USDA doesn't require mortgage insurance paid monthly (although there is a financed funding fee paid at closing).
USDA is actually 100% financing, BUT: It is income restrictive. If you make too much money, you won't qualify. The USDA locations are usually so far away from a city that you need a flare gun so people can find you. USDA loans are more liberal when it comes to credit issues compared to FHA.
FHA has more programs available to low income qualifiers. FHA is not income restrictive but it is restricted to a loan size per county. Although USDA is not restricted to loan size, the restricted income limit restricts the loan size.
FHA is 3.5% down. Conventional lending is 5% down, unless you use Fannie Mae's 3% down program. FHA has a $100 down program ($1000 deposit and the difference refunded at closing).

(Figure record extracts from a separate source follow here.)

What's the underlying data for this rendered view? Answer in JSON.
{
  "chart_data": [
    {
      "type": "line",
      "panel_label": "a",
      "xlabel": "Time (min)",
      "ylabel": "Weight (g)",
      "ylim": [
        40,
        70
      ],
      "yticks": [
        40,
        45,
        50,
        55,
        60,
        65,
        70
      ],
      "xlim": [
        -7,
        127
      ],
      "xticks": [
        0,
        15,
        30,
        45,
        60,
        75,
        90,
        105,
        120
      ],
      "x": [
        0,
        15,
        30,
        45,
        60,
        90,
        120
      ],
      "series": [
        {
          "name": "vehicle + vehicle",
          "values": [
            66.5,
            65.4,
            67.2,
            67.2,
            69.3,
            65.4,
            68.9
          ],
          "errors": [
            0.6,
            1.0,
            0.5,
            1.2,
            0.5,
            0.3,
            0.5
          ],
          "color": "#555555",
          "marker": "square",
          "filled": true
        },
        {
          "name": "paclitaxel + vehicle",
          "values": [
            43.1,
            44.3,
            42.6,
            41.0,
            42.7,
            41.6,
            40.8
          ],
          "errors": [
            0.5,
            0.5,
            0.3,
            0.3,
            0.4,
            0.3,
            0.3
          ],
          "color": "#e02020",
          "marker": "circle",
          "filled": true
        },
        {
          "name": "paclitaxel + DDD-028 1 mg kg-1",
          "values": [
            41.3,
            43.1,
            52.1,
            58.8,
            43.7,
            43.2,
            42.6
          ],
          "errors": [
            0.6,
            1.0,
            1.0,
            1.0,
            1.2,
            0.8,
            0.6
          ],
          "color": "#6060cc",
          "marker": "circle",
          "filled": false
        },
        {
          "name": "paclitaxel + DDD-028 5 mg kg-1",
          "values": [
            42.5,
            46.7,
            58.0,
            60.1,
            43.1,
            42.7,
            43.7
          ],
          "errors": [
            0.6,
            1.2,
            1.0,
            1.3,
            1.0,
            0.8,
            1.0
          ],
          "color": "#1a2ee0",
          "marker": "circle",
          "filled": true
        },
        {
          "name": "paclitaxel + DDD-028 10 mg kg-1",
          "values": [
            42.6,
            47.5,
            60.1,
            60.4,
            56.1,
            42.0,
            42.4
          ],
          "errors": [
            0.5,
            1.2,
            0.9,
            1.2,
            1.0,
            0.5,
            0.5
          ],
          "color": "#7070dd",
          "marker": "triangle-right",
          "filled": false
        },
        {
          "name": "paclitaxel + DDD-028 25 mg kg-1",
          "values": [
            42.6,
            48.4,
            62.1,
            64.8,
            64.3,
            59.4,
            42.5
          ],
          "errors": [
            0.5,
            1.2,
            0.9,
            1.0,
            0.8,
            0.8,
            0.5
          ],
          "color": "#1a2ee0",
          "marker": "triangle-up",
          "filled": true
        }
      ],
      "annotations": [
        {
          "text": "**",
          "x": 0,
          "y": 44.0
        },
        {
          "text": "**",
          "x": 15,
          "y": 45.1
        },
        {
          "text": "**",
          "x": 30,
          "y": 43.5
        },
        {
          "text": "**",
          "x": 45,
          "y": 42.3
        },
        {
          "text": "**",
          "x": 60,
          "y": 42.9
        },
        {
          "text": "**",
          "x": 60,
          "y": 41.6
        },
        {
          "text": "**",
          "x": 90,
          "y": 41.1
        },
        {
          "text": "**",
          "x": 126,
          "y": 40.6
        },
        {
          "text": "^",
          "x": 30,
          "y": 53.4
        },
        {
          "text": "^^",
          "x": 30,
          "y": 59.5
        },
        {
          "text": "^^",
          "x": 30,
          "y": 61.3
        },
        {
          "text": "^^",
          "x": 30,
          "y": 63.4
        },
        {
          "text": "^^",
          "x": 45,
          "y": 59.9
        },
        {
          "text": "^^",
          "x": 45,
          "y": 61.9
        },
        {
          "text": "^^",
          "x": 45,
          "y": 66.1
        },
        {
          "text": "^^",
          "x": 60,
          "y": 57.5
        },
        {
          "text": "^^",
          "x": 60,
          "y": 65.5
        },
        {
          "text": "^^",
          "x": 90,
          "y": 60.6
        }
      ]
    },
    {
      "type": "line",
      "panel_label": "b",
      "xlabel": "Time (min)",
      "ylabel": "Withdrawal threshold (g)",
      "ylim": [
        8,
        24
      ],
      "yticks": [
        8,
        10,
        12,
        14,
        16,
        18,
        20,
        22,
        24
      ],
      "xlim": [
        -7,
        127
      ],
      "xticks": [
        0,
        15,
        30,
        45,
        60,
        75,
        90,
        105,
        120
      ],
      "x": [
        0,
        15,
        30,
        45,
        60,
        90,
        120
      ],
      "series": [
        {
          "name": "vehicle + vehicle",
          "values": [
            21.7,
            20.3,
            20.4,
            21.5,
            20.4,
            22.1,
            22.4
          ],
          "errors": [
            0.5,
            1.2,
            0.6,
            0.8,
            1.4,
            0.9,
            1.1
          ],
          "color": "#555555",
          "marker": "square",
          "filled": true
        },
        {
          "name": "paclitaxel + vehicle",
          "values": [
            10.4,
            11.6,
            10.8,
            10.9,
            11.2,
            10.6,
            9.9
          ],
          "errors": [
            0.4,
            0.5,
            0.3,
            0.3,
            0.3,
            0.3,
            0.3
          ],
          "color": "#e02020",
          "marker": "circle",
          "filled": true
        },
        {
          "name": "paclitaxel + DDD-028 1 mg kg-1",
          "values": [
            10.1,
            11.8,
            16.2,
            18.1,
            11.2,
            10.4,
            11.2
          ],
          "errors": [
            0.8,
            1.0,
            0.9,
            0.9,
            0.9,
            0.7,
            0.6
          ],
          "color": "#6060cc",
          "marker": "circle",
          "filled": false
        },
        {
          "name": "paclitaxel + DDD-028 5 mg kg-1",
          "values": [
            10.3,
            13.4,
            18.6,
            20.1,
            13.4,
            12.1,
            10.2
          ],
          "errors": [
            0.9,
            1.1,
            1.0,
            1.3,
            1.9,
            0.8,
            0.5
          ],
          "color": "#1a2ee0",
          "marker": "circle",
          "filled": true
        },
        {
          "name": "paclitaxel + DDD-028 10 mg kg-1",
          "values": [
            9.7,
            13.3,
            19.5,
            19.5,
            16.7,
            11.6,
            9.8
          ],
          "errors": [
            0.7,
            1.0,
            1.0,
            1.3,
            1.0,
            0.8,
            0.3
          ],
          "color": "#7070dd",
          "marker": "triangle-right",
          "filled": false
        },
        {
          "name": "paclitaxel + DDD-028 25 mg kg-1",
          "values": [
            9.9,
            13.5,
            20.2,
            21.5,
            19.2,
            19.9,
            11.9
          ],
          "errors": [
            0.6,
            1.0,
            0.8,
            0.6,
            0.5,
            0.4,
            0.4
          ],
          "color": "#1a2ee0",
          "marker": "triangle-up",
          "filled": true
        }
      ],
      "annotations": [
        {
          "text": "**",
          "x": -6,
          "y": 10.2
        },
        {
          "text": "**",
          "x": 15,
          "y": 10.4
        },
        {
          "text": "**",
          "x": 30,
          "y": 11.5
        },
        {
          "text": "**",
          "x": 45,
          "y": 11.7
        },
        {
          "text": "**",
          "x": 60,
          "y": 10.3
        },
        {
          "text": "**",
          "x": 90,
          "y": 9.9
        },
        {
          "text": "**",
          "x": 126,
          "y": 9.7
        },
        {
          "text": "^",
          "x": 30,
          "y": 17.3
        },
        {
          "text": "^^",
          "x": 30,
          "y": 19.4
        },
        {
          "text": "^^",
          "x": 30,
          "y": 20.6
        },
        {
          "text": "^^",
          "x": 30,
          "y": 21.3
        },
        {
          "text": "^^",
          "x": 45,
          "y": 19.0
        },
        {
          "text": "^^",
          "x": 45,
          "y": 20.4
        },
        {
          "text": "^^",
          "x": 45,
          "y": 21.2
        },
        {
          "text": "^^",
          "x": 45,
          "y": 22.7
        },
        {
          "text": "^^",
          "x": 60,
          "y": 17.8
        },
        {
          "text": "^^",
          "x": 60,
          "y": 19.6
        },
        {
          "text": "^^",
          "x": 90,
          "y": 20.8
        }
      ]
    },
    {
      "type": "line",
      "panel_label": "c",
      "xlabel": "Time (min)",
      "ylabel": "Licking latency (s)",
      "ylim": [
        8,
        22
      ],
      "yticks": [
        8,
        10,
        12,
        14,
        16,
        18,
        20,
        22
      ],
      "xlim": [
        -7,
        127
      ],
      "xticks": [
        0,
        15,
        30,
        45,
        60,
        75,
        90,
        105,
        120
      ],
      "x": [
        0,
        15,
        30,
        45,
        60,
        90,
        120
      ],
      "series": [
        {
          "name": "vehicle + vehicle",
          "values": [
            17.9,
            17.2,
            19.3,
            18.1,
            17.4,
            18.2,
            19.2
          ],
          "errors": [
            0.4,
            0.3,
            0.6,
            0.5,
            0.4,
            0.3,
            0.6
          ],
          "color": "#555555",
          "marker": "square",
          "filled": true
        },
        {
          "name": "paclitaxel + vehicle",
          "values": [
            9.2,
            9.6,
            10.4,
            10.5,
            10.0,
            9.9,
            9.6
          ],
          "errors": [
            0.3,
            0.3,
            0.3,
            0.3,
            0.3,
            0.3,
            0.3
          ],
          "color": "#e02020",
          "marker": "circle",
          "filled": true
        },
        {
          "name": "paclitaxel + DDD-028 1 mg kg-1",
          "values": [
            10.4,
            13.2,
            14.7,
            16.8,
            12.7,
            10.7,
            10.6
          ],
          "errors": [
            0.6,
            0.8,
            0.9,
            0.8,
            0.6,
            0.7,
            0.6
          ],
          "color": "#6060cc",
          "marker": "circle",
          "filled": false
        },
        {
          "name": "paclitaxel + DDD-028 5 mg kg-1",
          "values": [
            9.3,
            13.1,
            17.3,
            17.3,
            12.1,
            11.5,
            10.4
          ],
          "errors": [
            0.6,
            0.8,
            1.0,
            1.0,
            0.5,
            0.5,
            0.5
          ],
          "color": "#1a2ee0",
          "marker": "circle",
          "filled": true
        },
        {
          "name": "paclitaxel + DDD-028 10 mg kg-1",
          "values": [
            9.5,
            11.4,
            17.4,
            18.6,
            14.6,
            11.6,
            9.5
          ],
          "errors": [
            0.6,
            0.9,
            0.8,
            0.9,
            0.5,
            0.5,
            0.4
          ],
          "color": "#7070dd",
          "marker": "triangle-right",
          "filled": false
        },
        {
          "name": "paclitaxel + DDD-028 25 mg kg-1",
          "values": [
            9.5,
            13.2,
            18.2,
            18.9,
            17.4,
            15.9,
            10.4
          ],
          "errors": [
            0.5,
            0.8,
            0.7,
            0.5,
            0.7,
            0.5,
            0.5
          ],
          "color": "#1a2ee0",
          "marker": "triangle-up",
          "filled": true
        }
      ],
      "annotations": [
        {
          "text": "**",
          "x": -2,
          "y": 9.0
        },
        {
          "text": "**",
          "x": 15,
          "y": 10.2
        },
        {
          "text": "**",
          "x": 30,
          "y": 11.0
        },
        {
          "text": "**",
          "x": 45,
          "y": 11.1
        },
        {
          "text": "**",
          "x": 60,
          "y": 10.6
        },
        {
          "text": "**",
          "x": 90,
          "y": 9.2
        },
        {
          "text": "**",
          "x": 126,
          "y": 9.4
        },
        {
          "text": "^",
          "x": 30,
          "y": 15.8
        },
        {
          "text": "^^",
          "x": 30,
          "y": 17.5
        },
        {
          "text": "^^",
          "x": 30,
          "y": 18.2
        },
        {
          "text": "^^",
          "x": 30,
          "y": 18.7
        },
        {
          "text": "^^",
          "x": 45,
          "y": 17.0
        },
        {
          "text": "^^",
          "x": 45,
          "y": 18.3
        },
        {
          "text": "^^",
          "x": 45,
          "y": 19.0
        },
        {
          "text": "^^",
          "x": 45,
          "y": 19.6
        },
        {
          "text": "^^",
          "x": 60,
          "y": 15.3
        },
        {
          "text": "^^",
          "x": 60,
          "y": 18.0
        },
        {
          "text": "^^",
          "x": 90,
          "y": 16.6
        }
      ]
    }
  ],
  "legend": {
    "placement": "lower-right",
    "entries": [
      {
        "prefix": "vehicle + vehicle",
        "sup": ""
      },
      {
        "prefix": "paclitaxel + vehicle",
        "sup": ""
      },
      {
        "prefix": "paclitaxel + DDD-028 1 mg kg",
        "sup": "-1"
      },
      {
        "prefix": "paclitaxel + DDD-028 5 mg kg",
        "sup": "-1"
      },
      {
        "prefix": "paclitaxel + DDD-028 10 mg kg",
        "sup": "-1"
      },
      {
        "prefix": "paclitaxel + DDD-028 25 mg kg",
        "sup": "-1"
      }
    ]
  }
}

FHA's mortgage insurance payments are stupidly expensive. I used to refer people to FHA but for an extra 1.5% down, might as well go conventional (unless credit score is below 660). Still though, most banks are moving to 640 minimums for FHA, making it harder to qualify for a loan. While there are the few that still do loans with 580 scores, the underwriting process is such that pulling your teeth out with a chisel and hammer is less painful than that process.
USDA's minimum score is 600. Understand that no matter what the guideline states of the entity, the bank can trump it with their own guideline.
Make sure that the loan officer you use is knowledgeable about USDA loans. They need to know if your income qualifies for the area.